第19章 代謝と拡散
地下湖は、着陸から数千年を経ていた。自己展開型熱源はなお安定して稼働し、摂氏二十度前後の環境を保ち続けている。外界は依然として凍てつき、砂漠化した大地には液体の水は存在しない。だが氷と岩に囲まれた空洞の中では、独自の小宇宙が育っていた。
代謝経路の分岐
最初に現れたのは鉄と硫黄を基盤にした単純な代謝系だった。しかし長い時間が経つうちに、群体は環境に応じて複数の方向へ枝分かれしていった。
•鉄酸化系統
湖底に広がる酸性の堆積層で繁栄。鉄イオンを電子供与体として利用し、膜内の結晶に電子を流し込む。安定性は高いが成長速度は遅い。
•硫黄還元系統
熱源から供給される硫化物を取り込み、還元反応を主軸に代謝を回す。副産物として発生する硫化水素は、他の系統には毒となった。
•混合利用系統
中層を漂う群体は、鉄と硫黄の両方を使い分ける柔軟な代謝を獲得。資源変動に強く、短い世代時間で数を増やした。
•光吸収色素系統
ごくわずかに差し込む裂け目の光を利用。色素は紫外線から身を守る役割を持ちながら、同時に電子を叩き起こす補助的な仕組みに転じた。これにより急速な分裂と拡散が可能になった。

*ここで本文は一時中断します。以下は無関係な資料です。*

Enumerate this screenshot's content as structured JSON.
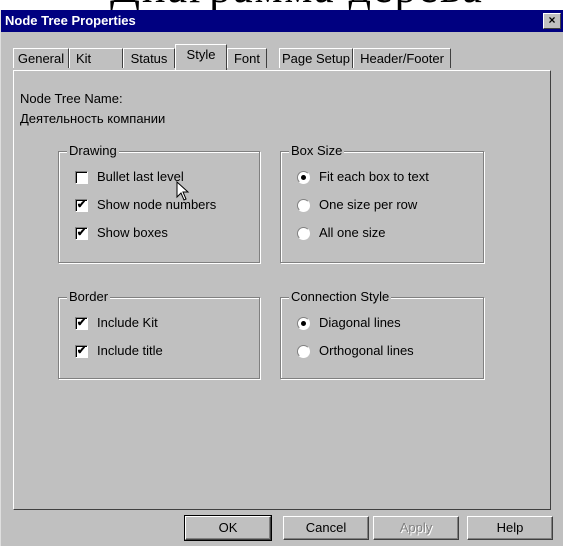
{
  "page_heading": "Диаграмма дерева",
  "window": {
    "title": "Node Tree Properties",
    "close_label": "×"
  },
  "tabs": [
    {
      "label": "General"
    },
    {
      "label": "Kit"
    },
    {
      "label": "Status"
    },
    {
      "label": "Style"
    },
    {
      "label": "Font"
    },
    {
      "label": "Page Setup"
    },
    {
      "label": "Header/Footer"
    }
  ],
  "active_tab": "Style",
  "node_tree": {
    "name_label": "Node Tree Name:",
    "name_value": "Деятельность компании"
  },
  "drawing": {
    "title": "Drawing",
    "options": [
      {
        "label": "Bullet last level",
        "checked": false
      },
      {
        "label": "Show node numbers",
        "checked": true
      },
      {
        "label": "Show boxes",
        "checked": true
      }
    ]
  },
  "box_size": {
    "title": "Box Size",
    "options": [
      {
        "label": "Fit each box to text",
        "selected": true
      },
      {
        "label": "One size per row",
        "selected": false
      },
      {
        "label": "All one size",
        "selected": false
      }
    ]
  },
  "border": {
    "title": "Border",
    "options": [
      {
        "label": "Include Kit",
        "checked": true
      },
      {
        "label": "Include title",
        "checked": true
      }
    ]
  },
  "connection_style": {
    "title": "Connection Style",
    "options": [
      {
        "label": "Diagonal lines",
        "selected": true
      },
      {
        "label": "Orthogonal lines",
        "selected": false
      }
    ]
  },
  "buttons": {
    "ok": "OK",
    "cancel": "Cancel",
    "apply": "Apply",
    "help": "Help"
  },
  "check_mark": "✔"
}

代謝の多様化は群体同士の競合をもたらした。硫黄還元系統の副産物が湖全体を酸性化すると、鉄酸化系統が優勢になり、逆に鉄イオンが不足すると硫黄還元系が広がった。競合は常に変動し、一つの系統が全てを支配することはなかった。
群体間の相互作用
やがて、対立だけでなく相互利用も現れ始めた。ある系統が排出する副産物が、別の系統にとって栄養源となる場合があったのである。
例えば硫黄還元系統が放出する硫化水素は、光吸収色素系統が電子供与体として利用できた。また鉄酸化系統が生成する酸化鉄は、混合利用系統が膜の補強材として取り込んだ。こうしたつながりが網目のように広がり、地下湖全体が相互依存の共同体へと変わっていった。
拡散の始まり
熱源から放たれる気流は、湖の外へと続く微小な亀裂にも流れ込んでいた。そこに乗って、群体の一部が運ばれた。亀裂の先は狭い水脈で、外界に近い冷たい岩盤へと通じていた。
この過酷な環境では、ほとんどの群体が死滅した。しかし、ごく少数は膜を厚くし、内部に結晶を抱え込むことで休眠状態に入った。やがて水脈の別の空洞にたどり着くと、熱源からの微弱な余熱や鉱物反応で再び活性化した。
こうして地下湖は、複数の空洞へ枝分かれしていった。自己展開型熱源が築いた「温床」を中心に、複数のミニ生態系が連なり始めたのである。
競合と淘汰
枝分かれした空洞では、それぞれ異なる条件が支配した。鉄に富む空洞では鉄酸化系統が主導権を握り、硫化物に満ちた空洞では硫黄還元系統が優勢となった。光が差し込む裂け目を持つ空洞では、光吸収色素系統が爆発的に増えた。
環境に適さない系統は急速に淘汰されたが、その一部は休眠状態で長く残り、条件が変わると再び姿を現した。こうして生命は単なる耐久から、多様性による適応へと進化しつつあった。
未来への兆し
外界の大地は依然として死んだままだった。だが氷と岩の下で、小さな生命はすでに「拡散」を始めていた。熱源カプセルが灯した一点の温床から、複数の小宇宙が生まれ、それぞれの環境で異なる進化を遂げようとしていた。
設計者の意図がそこにあったかどうかを知る者はない。しかし確かなことは、この惑星において生命は偶然ではなく、仕組まれた持続性の上に育っているということだった。